Vintage Style Showcase: Scrumptious Late 1930's Scamparoos Oxfords

What's cuter than a pair of shiny vintage Oxfords with heavy detailing and original laces? Well, not much, that's for sure! These are "deadstock" shoes which means they were kept, unworn, until I purchased them. Their leather soles were unscuffed, their laces uncreased. They had little wrinkles on their tops as if someone may have tried them on, perhaps to walk across the carpeted shoe shop and back, but beyond that they were immaculate!

I had one heckuva time researching these shoes, so I'm hoping this blog post will help someone out some day, just in case there is another pair of Scamparoos out there. Apparently Scamparoos is a division of "Star Brand Shoes" which is nearly as obscure. Scamparoos appears to be their children's line of shoes, as the only pairs I can find (very few) are all sized in vintage children's sizing. Star Brand Shoes was originally a division of International Shoe Company which (it sounds like) simultaneously launched Poll Parrot shoes. It's all very confusing to read up on, since I'm gleaning information from old scanned newspaper articles and whatnot.

I've gleaned some really fascinating information through several snippets about Star Brand (often just image captions or bits of info on ebay auctions!) that in the 1940's, during the second World War, there was a leather shortage because Uncle Sam was buying all of the leather up for military use. During that time, Star Brand and Scamparoos Shoes were manufactured with wooden heels and/or molded rubber soles, despite their claim to only ever use leather.
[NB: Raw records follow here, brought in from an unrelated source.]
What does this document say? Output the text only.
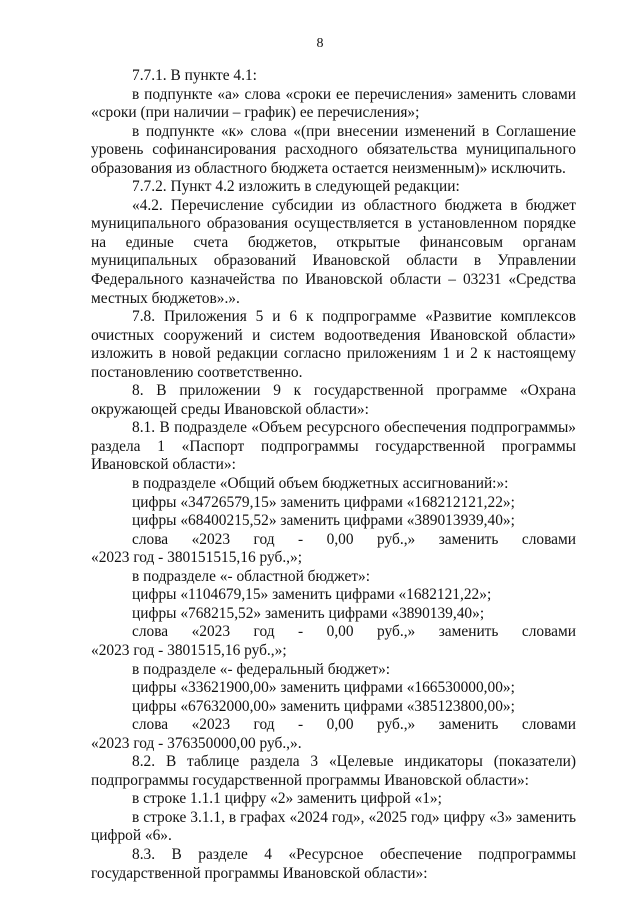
8

7.7.1. В пункте 4.1:

в подпункте «а» слова «сроки ее перечисления» заменить словами «сроки (при наличии – график) ее перечисления»;

в подпункте «к» слова «(при внесении изменений в Соглашение уровень софинансирования расходного обязательства муниципального образования из областного бюджета остается неизменным)» исключить.

7.7.2. Пункт 4.2 изложить в следующей редакции:

«4.2. Перечисление субсидии из областного бюджета в бюджет муниципального образования осуществляется в установленном порядке на единые счета бюджетов, открытые финансовым органам муниципальных образований Ивановской области в Управлении Федерального казначейства по Ивановской области – 03231 «Средства местных бюджетов».».

7.8. Приложения 5 и 6 к подпрограмме «Развитие комплексов очистных сооружений и систем водоотведения Ивановской области» изложить в новой редакции согласно приложениям 1 и 2 к настоящему постановлению соответственно.

8. В приложении 9 к государственной программе «Охрана окружающей среды Ивановской области»:

8.1. В подразделе «Объем ресурсного обеспечения подпрограммы» раздела 1 «Паспорт подпрограммы государственной программы Ивановской области»:

в подразделе «Общий объем бюджетных ассигнований:»:

цифры «34726579,15» заменить цифрами «168212121,22»;

цифры «68400215,52» заменить цифрами «389013939,40»;

слова «2023 год - 0,00 руб.,» заменить словами

«2023 год - 380151515,16 руб.,»;

в подразделе «- областной бюджет»:

цифры «1104679,15» заменить цифрами «1682121,22»;

цифры «768215,52» заменить цифрами «3890139,40»;

слова «2023 год - 0,00 руб.,» заменить словами

«2023 год - 3801515,16 руб.,»;

в подразделе «- федеральный бюджет»:

цифры «33621900,00» заменить цифрами «166530000,00»;

цифры «67632000,00» заменить цифрами «385123800,00»;

слова «2023 год - 0,00 руб.,» заменить словами

«2023 год - 376350000,00 руб.,».

8.2. В таблице раздела 3 «Целевые индикаторы (показатели) подпрограммы государственной программы Ивановской области»:

в строке 1.1.1 цифру «2» заменить цифрой «1»;

в строке 3.1.1, в графах «2024 год», «2025 год» цифру «3» заменить цифрой «6».

8.3. В разделе 4 «Ресурсное обеспечение подпрограммы государственной программы Ивановской области»:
After the war, they put out ads in several national news resources stating that they would offer a $5 reward, as well as complete re-soling to anyone who brought in their wartime inferiorly made Star Brand shoes. Isn't that cool? Companies really stood by their principles back then! :)

So anyway, these shoes in particular are a bit mysterious. They have leather soles, but with a molded rubber heel that has a label on it that is associated with military-wear. All I can imagine is that they were likely a young ladies' shoe designed for use in military offices and field. They are very practical, and incredibly well made. Despite being made with a utilitarian practicality, I just love the details on old oxford shoes from this era.

They're also the most comfortable shoe I own, and I own a lot of shoes! Between their comfort, aesthetic and mysterious backstory, these are my absolute favorite shoes!

 Do you have any footwear, new or old, that seems to have been made just for you?